I had a funny experience when Bard first came out (the original name for Gemini). I asked it a question, it gave me the precise opposite of the truth (the truth but negated). It even cited sources. The sources were both AI blogspam. That still makes me laugh.
Can you source that claim? It sounds absolutely ridiculous and costly/wasteful. It would be nigh impossible to ingest 1000s of webpages into a single chat.
https://news.ycombinator.com/item?id=42726827
However, upon further investigation, this is a special case triggered by a security researcher, and not the normal mode of operation.
Someone else here recommended sites maintaining their own CLAUDE.md file, good idea but too vendor specific.
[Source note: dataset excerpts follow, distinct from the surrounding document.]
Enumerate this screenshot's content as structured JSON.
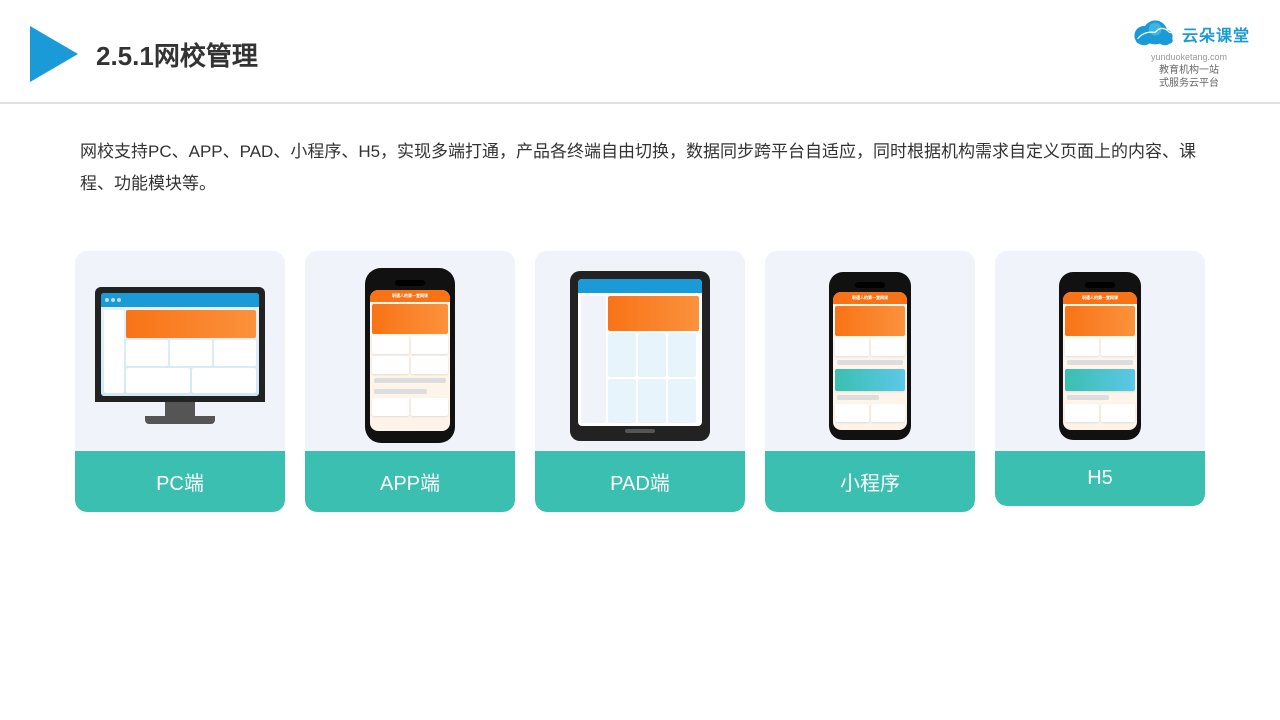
{
  "header": {
    "title": "2.5.1网校管理",
    "logo_text": "云朵课堂",
    "logo_url": "yunduoketang.com",
    "logo_subtitle_line1": "教育机构一站",
    "logo_subtitle_line2": "式服务云平台"
  },
  "description": {
    "text": "网校支持PC、APP、PAD、小程序、H5，实现多端打通，产品各终端自由切换，数据同步跨平台自适应，同时根据机构需求自定义页面上的内容、课程、功能模块等。"
  },
  "cards": [
    {
      "id": "pc",
      "label": "PC端"
    },
    {
      "id": "app",
      "label": "APP端"
    },
    {
      "id": "pad",
      "label": "PAD端"
    },
    {
      "id": "miniprogram",
      "label": "小程序"
    },
    {
      "id": "h5",
      "label": "H5"
    }
  ]
}
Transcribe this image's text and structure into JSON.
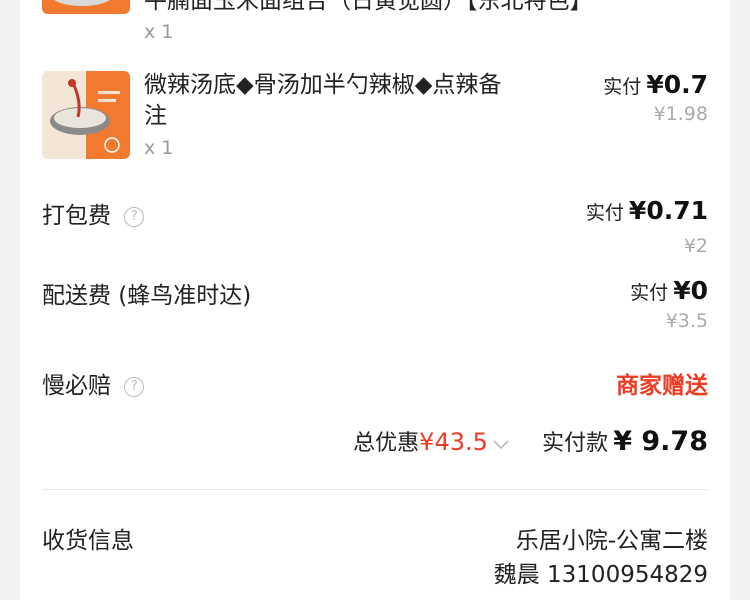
{
  "items": [
    {
      "title": "牛腩面玉米面组合（日黄觉圆）【东北特色】",
      "qty": "x 1"
    },
    {
      "title_line1": "微辣汤底◆骨汤加半勺辣椒◆点辣备",
      "title_line2": "注",
      "qty": "x 1",
      "paid_label": "实付",
      "paid_value": "¥0.7",
      "original_price": "¥1.98"
    }
  ],
  "packing_fee": {
    "label": "打包费",
    "paid_label": "实付",
    "paid_value": "¥0.71",
    "original": "¥2"
  },
  "delivery_fee": {
    "label": "配送费 (蜂鸟准时达)",
    "paid_label": "实付",
    "paid_value": "¥0",
    "original": "¥3.5"
  },
  "slow_compensation": {
    "label": "慢必赔",
    "value": "商家赠送"
  },
  "summary": {
    "discount_label": "总优惠",
    "discount_value": "¥43.5",
    "total_label": "实付款",
    "total_value": "¥ 9.78"
  },
  "receiver": {
    "label": "收货信息",
    "address": "乐居小院-公寓二楼",
    "name_phone": "魏晨 13100954829"
  },
  "colors": {
    "accent_red": "#ee3b24",
    "thumb_orange": "#f27a2e"
  },
  "icons": {
    "help": "question-circle-icon",
    "chevron": "chevron-down-icon"
  }
}
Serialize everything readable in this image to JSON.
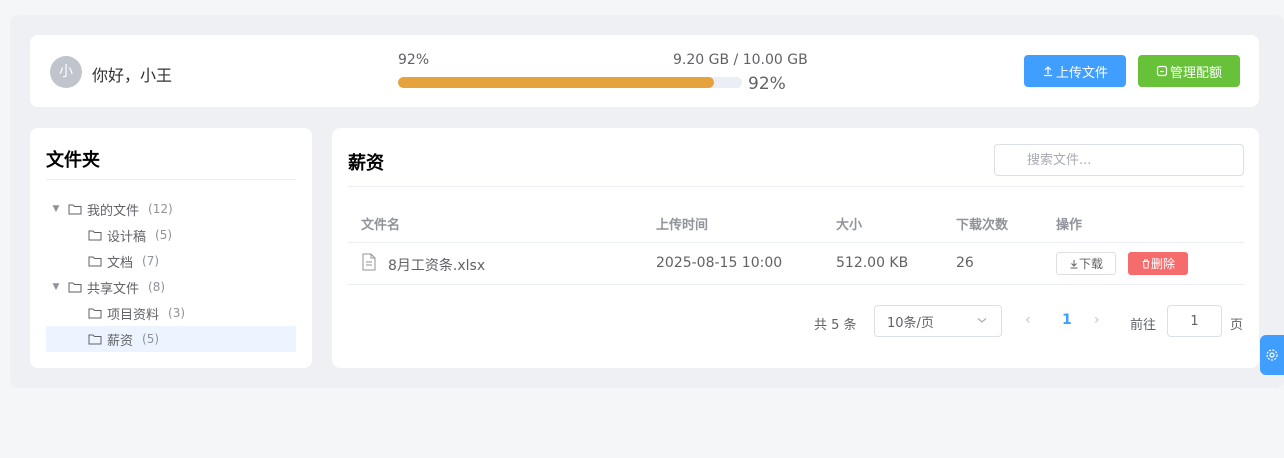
{
  "header": {
    "avatar_text": "小",
    "greeting": "你好，小王",
    "storage": {
      "percent_text": "92%",
      "size_text": "9.20 GB / 10.00 GB",
      "bar_label": "92%",
      "used_fraction": 0.92
    },
    "upload_button": "上传文件",
    "quota_button": "管理配额"
  },
  "sidebar": {
    "title": "文件夹",
    "tree": [
      {
        "label": "我的文件",
        "count": "(12)",
        "expanded": true
      },
      {
        "label": "设计稿",
        "count": "(5)"
      },
      {
        "label": "文档",
        "count": "(7)"
      },
      {
        "label": "共享文件",
        "count": "(8)",
        "expanded": true
      },
      {
        "label": "项目资料",
        "count": "(3)"
      },
      {
        "label": "薪资",
        "count": "(5)",
        "selected": true
      }
    ]
  },
  "main": {
    "title": "薪资",
    "search_placeholder": "搜索文件...",
    "columns": [
      "文件名",
      "上传时间",
      "大小",
      "下载次数",
      "操作"
    ],
    "rows": [
      {
        "name": "8月工资条.xlsx",
        "uploaded": "2025-08-15 10:00",
        "size": "512.00 KB",
        "downloads": "26",
        "download_label": "下载",
        "delete_label": "删除"
      }
    ],
    "pagination": {
      "total_text": "共 5 条",
      "page_size": "10条/页",
      "current_page": "1",
      "goto_label": "前往",
      "goto_value": "1",
      "goto_unit": "页"
    }
  },
  "colors": {
    "primary": "#409eff",
    "success": "#67c23a",
    "warning": "#e6a23c",
    "danger": "#f56c6c"
  },
  "icons": {
    "upload": "upload-icon",
    "quota": "quota-icon",
    "folder": "folder-icon",
    "file": "file-icon",
    "download": "download-icon",
    "delete": "trash-icon",
    "search": "search-icon",
    "settings": "gear-icon"
  }
}
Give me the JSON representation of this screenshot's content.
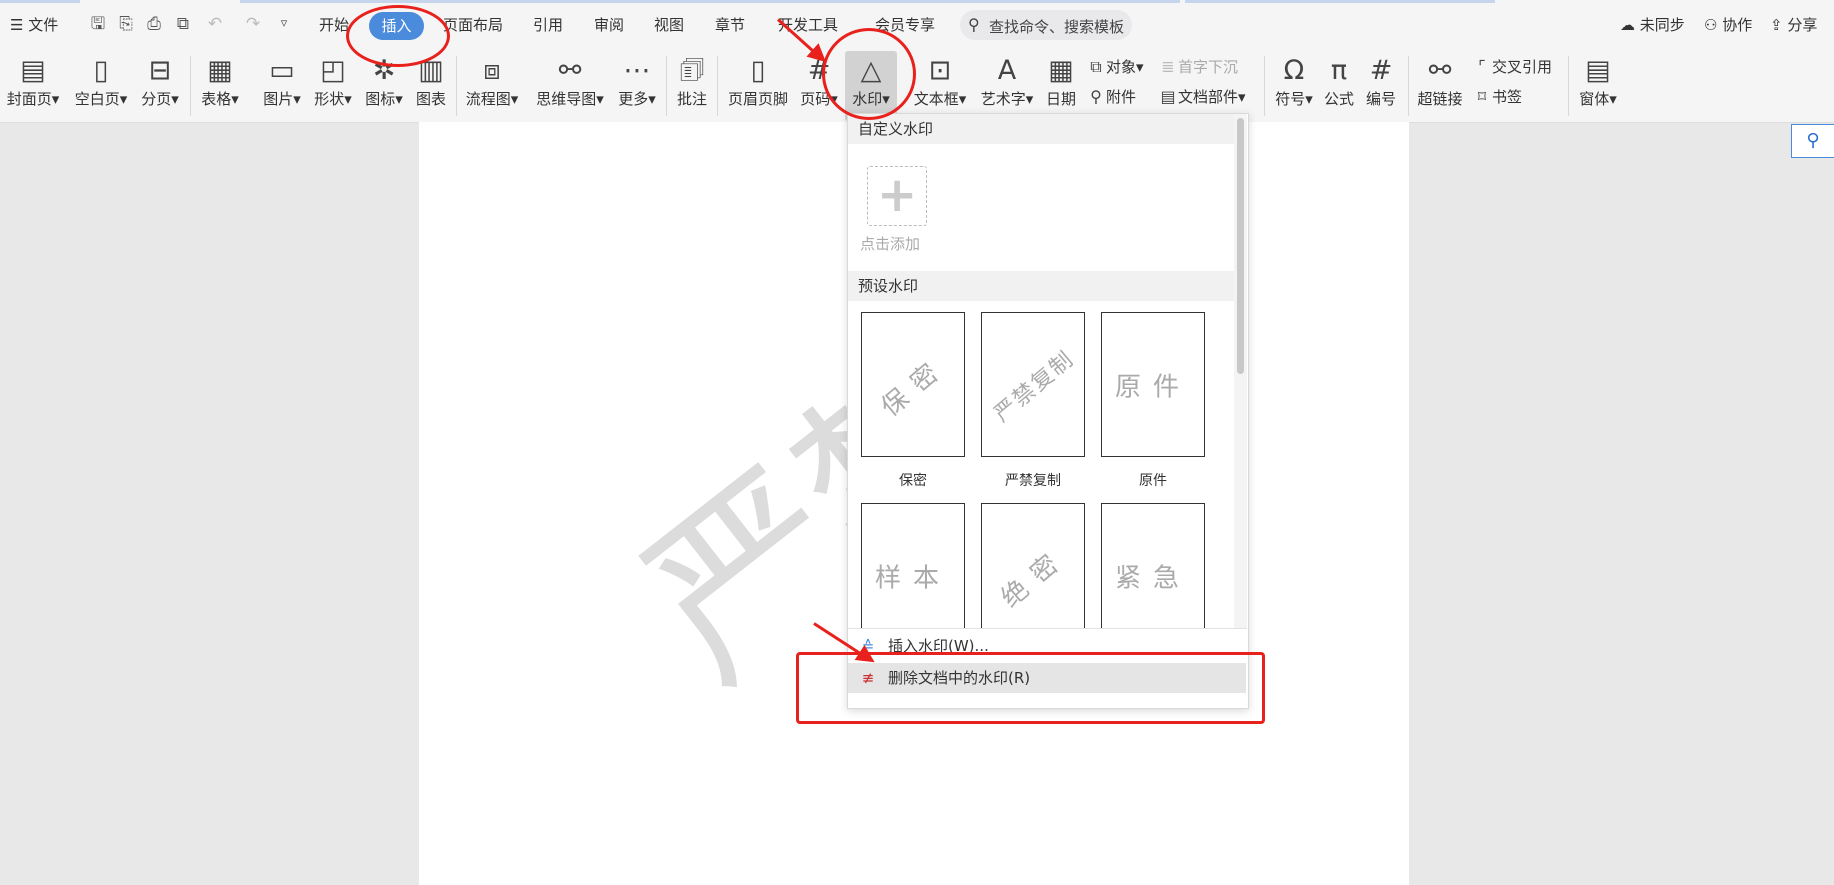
{
  "menubar": {
    "file_label": "文件",
    "tabs": [
      "开始",
      "插入",
      "页面布局",
      "引用",
      "审阅",
      "视图",
      "章节",
      "开发工具",
      "会员专享"
    ],
    "search_placeholder": "查找命令、搜索模板",
    "right": {
      "sync": "未同步",
      "collab": "协作",
      "share": "分享"
    }
  },
  "ribbon": {
    "cover": "封面页",
    "blank": "空白页",
    "pagebreak": "分页",
    "table": "表格",
    "picture": "图片",
    "shape": "形状",
    "icon": "图标",
    "chart": "图表",
    "flowchart": "流程图",
    "mindmap": "思维导图",
    "more": "更多",
    "comment": "批注",
    "header_footer": "页眉页脚",
    "page_number": "页码",
    "watermark": "水印",
    "textbox": "文本框",
    "wordart": "艺术字",
    "date": "日期",
    "object": "对象",
    "dropcap": "首字下沉",
    "attachment": "附件",
    "docparts": "文档部件",
    "symbol": "符号",
    "formula": "公式",
    "numbering": "编号",
    "hyperlink": "超链接",
    "crossref": "交叉引用",
    "bookmark": "书签",
    "window": "窗体"
  },
  "document": {
    "watermark_text": "严禁"
  },
  "dropdown": {
    "custom_header": "自定义水印",
    "add_label": "点击添加",
    "preset_header": "预设水印",
    "presets": [
      {
        "text": "保密",
        "caption": "保密"
      },
      {
        "text": "严禁复制",
        "caption": "严禁复制"
      },
      {
        "text": "原件",
        "caption": "原件"
      },
      {
        "text": "样本"
      },
      {
        "text": "绝密"
      },
      {
        "text": "紧急"
      }
    ],
    "insert_item": "插入水印(W)...",
    "remove_item": "删除文档中的水印(R)"
  },
  "colors": {
    "accent": "#4a8bdc",
    "annotation": "#e8211c"
  }
}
Ten months ago someone online was recommending the name llms.txt as a generic markdown file for agent use and I added one https://markwatson.com/llms.txt I stopped collecting web page visit statistics so I have no idea how often that file is discovered however.
At a high-level, 90% of the complexity of their data retrieval system can be deleted by simply having attaching a `CLAUDE.md` file to every data store that is automatically kept up to date the agents can read.
High-throughput queries by an agent don't feel much different than high-throughput querying that large scale systems Instagram and Youtube need to service on a daily basis. Whatever works for 10M active users per second on IG would also work for 50 agents making 1M queries per second.
I can see a need for innovation in data store still. My little startup probably can't afford the same AWS bill than Meta but the tide would lift all boats, not just AI-specific use cases.